Oscillations and Waves: Spring-2025
HW 2b: Due W2 D5

  1. A Physical System that Oscillates A mass \(m\) is strung on a very light wire equidistant between two anchor points separated by a distance \(2L\). When the mass is displaced laterally (i.e. plucked) in the \(x\)-direction (here vertically), there is constant tension \(T\) on the wire that produces a restoring force.

    1. What is the resulting natural frequency \(\omega_0\) of the oscillating mass? Assume tension drives the oscillation (i.e. no gravity) and assume the angle the string makes with the posts is small.

      Note: \(\omega_0\) must be expressed in terms of the physical parameters given in the problem (\(T, L, m\)).

    2. Write a generic expression for displacement from equilibrium in any of the standard forms, \(ABCD\).
  2. Phase lead/lag
    1. Sketch on one plot, two oscillations (\(\#1\) and \(\#2\)) of the same period (\(1\,s\)), where oscillation \(\#2\) has an amplitude that is twice that of oscillation \(\#1\) and lags oscillation \(\#1\) by \(\frac{\pi}{4}\).

    2. Sketch on one plot, the charge \[q(t) = Q \cos{(\omega_0 t)}\] and the current \[I(t) = \dot{q}(t)\] and say which one leads and by what phase. Give a verbal explanation.

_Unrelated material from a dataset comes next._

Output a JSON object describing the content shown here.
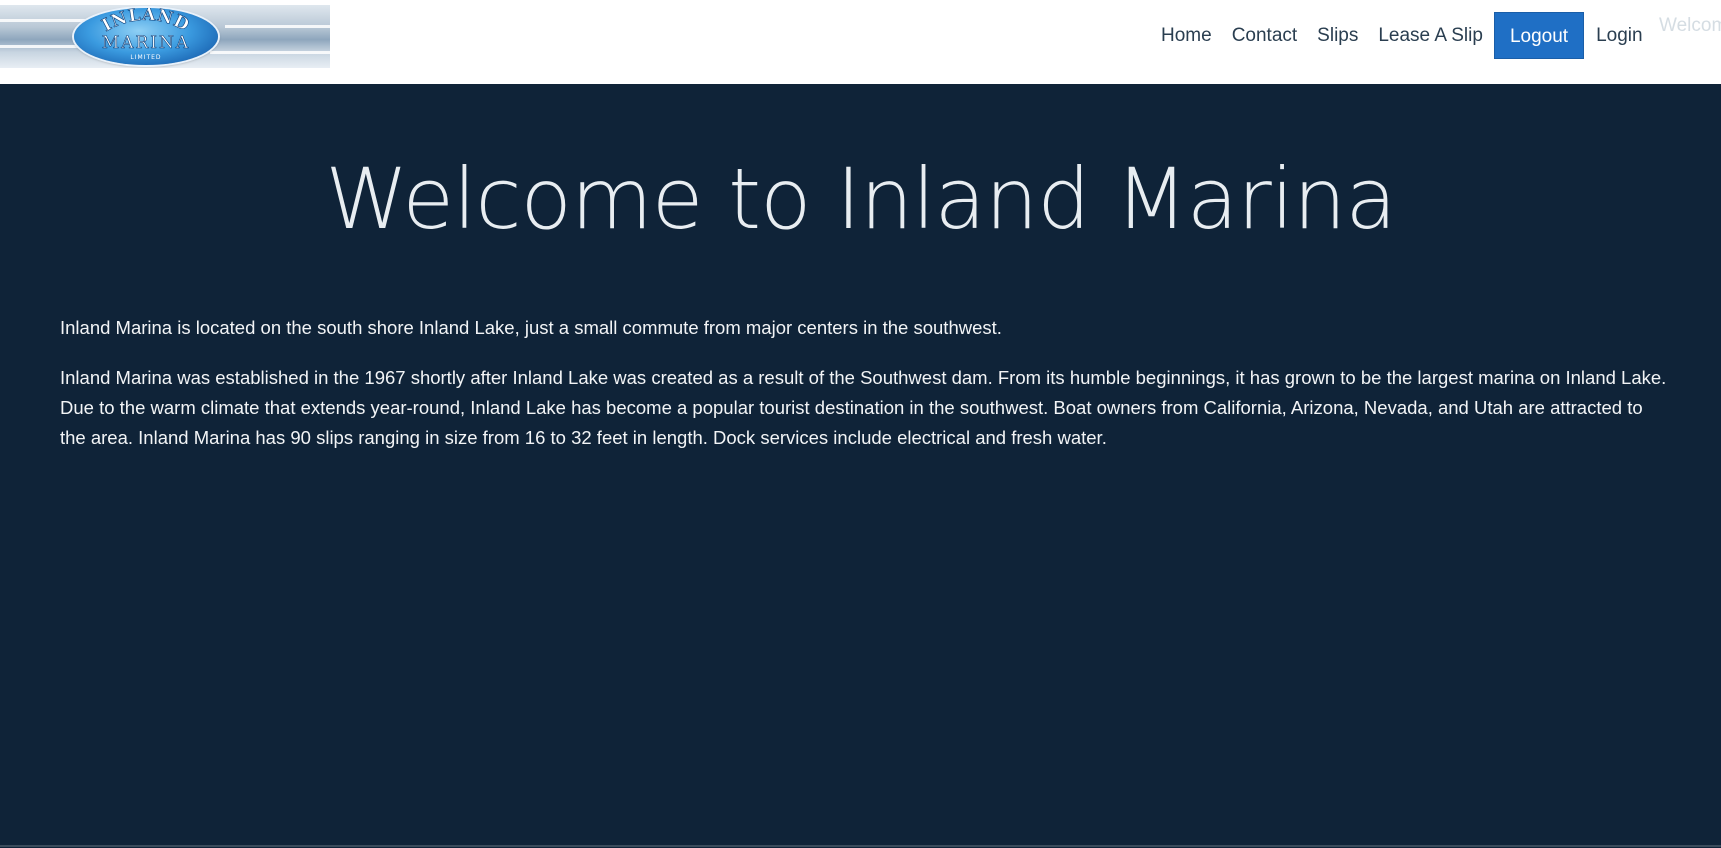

      Note: It is good to object to plotting \(2\) quantities with different dimensions on the same vertical axis! But it is okay if you think of the plot as having a left vertical axis for one quantity and a right axis for the other. The important thing is to get the horizontal time axis to line up for both oscillations.

  3. Damped Oscillator

    An undamped oscillator has a period \(T_1=1.000\) s, that increases to \(T_2=1.001\) s when damping is added.

    1. What is the damping factor \(\beta\)?

    2. By what factor does the oscillation amplitude decrease after 10 cycles?

  4. Underdamped LRC Oscillator Consider an oscillator with capacitance \(C=18\,nF=18\times 10^{-9}\,F\), a resistor of resistance \(R=50\,\Omega\) and an inductor with an inductance \(L=22\,mH=0.022\,H\). Charge the isolated capacitor up and then connect it in series to the \(L\) and \(R\) and allow it to discharge. Assume the starting time is \(t=0\).

    1. What are the initial conditions for this circuit?

    2. What is the damping time (time for amplitude to decay to \(1/e\) of starting value)?

    3. By what fraction is the oscillation frequency shifted from the undamped version?

    4. How many cycles occur within the damping time?

    5. What is the value of the quality factor (or Q-factor) of the circuit? Look up another system to put this Q-factor in some sort of context.

    6. How long will it take for the system lose \(90\%\) of its energy?

    7. Plot the charge, current, and current derivative (\(\dot{I}\)) in the circuit as functions of time for enough cycles to show the damping. Use Mathematica, Python, or the software of your choice.